Confidence helps teams decide whether a finding should become an immediate remediation ticket, a review item, or an accepted risk record.

Authenticated Context

Authenticated context is user-provided access information that allows VulnScan to test areas behind login. Supported context includes:
  • Session cookies.
  • Custom HTTP headers.
  • Bearer tokens or API keys.
  • HTTP Basic Authentication credentials.
Use dedicated test accounts with the minimum permissions required for the assessment. Rotate or revoke sensitive tokens after the test when required by policy.

Report Job

A report job is a database-backed export task. CSV and JSON exports are intended for technical workflows and automation. PDF exports run as background jobs because large reports can take longer to render. Users can close the browser while the job continues. When mail delivery is configured, the report creator receives an email when the PDF is ready.

AI-Assisted Analysis

AI can be enabled as an additional analysis layer when the license and configuration allow it. It can assist with:
  • Suspicious endpoint and parameter identification.
  • Evidence interpretation.
  • Vulnerability detection support.
  • False-positive reduction.
  • Deduplication and grouping.
  • Remediation explanation.
  • English and Vietnamese report text.
AI does not replace technical evidence. Findings still need scan data such as affected location, request/response evidence, product version, CVE/CWE mapping, CVSS, EPSS, KEV status, and confidence.

Source Labels

VulnScan normalizes public source labels before showing them to users.

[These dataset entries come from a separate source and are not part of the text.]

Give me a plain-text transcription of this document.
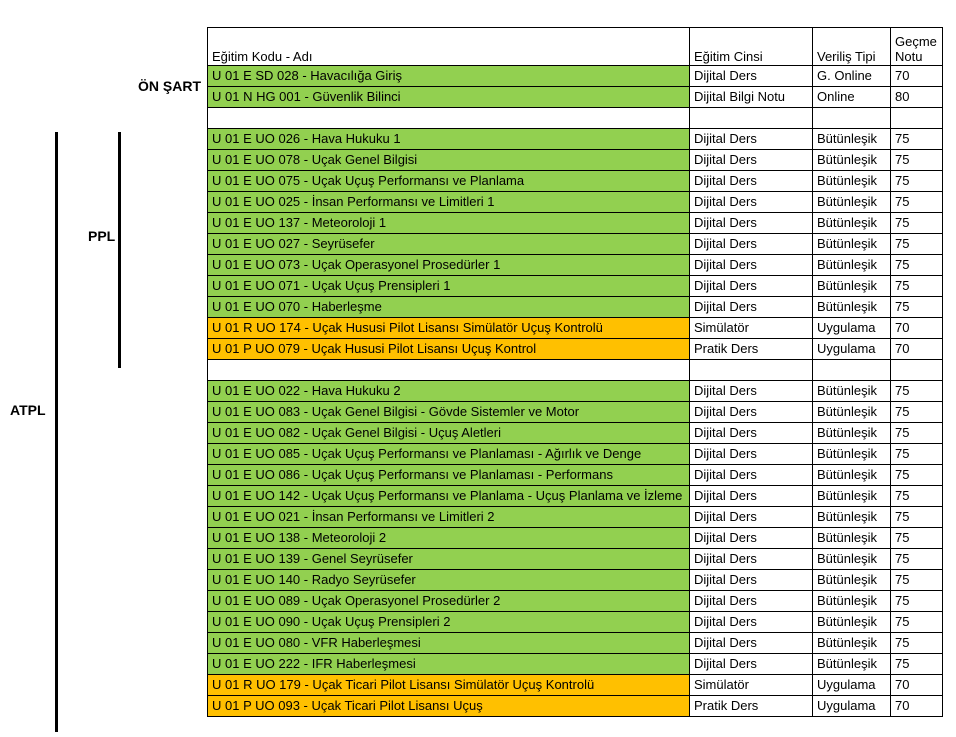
ÖN ŞART
PPL
ATPL
Eğitim Kodu - Adı	Eğitim Cinsi	Veriliş Tipi	Geçme
Notu
U 01 E SD 028 - Havacılığa Giriş	Dijital Ders	G. Online	70
U 01 N HG 001 - Güvenlik Bilinci	Dijital Bilgi Notu	Online	80

U 01 E UO 026 - Hava Hukuku 1	Dijital Ders	Bütünleşik	75
U 01 E UO 078 - Uçak Genel Bilgisi	Dijital Ders	Bütünleşik	75
U 01 E UO 075 - Uçak Uçuş Performansı ve Planlama	Dijital Ders	Bütünleşik	75
U 01 E UO 025 - İnsan Performansı ve Limitleri 1	Dijital Ders	Bütünleşik	75
U 01 E UO 137 - Meteoroloji 1	Dijital Ders	Bütünleşik	75
U 01 E UO 027 - Seyrüsefer	Dijital Ders	Bütünleşik	75
U 01 E UO 073 - Uçak Operasyonel Prosedürler 1	Dijital Ders	Bütünleşik	75
U 01 E UO 071 - Uçak Uçuş Prensipleri 1	Dijital Ders	Bütünleşik	75
U 01 E UO 070 - Haberleşme	Dijital Ders	Bütünleşik	75
U 01 R UO 174 - Uçak Hususi Pilot Lisansı Simülatör Uçuş Kontrolü	Simülatör	Uygulama	70
U 01 P UO 079 - Uçak Hususi Pilot Lisansı Uçuş Kontrol	Pratik Ders	Uygulama	70

U 01 E UO 022 - Hava Hukuku 2	Dijital Ders	Bütünleşik	75
U 01 E UO 083 - Uçak Genel Bilgisi - Gövde Sistemler ve Motor	Dijital Ders	Bütünleşik	75
U 01 E UO 082 - Uçak Genel Bilgisi - Uçuş Aletleri	Dijital Ders	Bütünleşik	75
U 01 E UO 085 - Uçak Uçuş Performansı ve Planlaması - Ağırlık ve Denge	Dijital Ders	Bütünleşik	75
U 01 E UO 086 - Uçak Uçuş Performansı ve Planlaması - Performans	Dijital Ders	Bütünleşik	75
U 01 E UO 142 - Uçak Uçuş Performansı ve Planlama - Uçuş Planlama ve İzleme	Dijital Ders	Bütünleşik	75
U 01 E UO 021 - İnsan Performansı ve Limitleri 2	Dijital Ders	Bütünleşik	75
U 01 E UO 138 - Meteoroloji 2	Dijital Ders	Bütünleşik	75
U 01 E UO 139 - Genel Seyrüsefer	Dijital Ders	Bütünleşik	75
U 01 E UO 140 - Radyo Seyrüsefer	Dijital Ders	Bütünleşik	75
U 01 E UO 089 - Uçak Operasyonel Prosedürler 2	Dijital Ders	Bütünleşik	75
U 01 E UO 090 - Uçak Uçuş Prensipleri 2	Dijital Ders	Bütünleşik	75
U 01 E UO 080 - VFR Haberleşmesi	Dijital Ders	Bütünleşik	75
U 01 E UO 222 - IFR Haberleşmesi	Dijital Ders	Bütünleşik	75
U 01 R UO 179 - Uçak Ticari Pilot Lisansı Simülatör Uçuş Kontrolü	Simülatör	Uygulama	70
U 01 P UO 093 - Uçak Ticari Pilot Lisansı Uçuş	Pratik Ders	Uygulama	70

The goal is to explain the type of check or intelligence source without exposing internal implementation details. Examples:
Public LabelMeaning
VulnScan VerificationA CyStack-maintained active or high-confidence check.
VulnScan IntelligenceA finding enriched or matched through vulnerability intelligence.
Web Application CheckA web or API security check.
Service Exposure CheckA network service, protocol, or exposure check.
AI-Assisted ReviewOptional AI analysis contributed to interpretation or prioritization.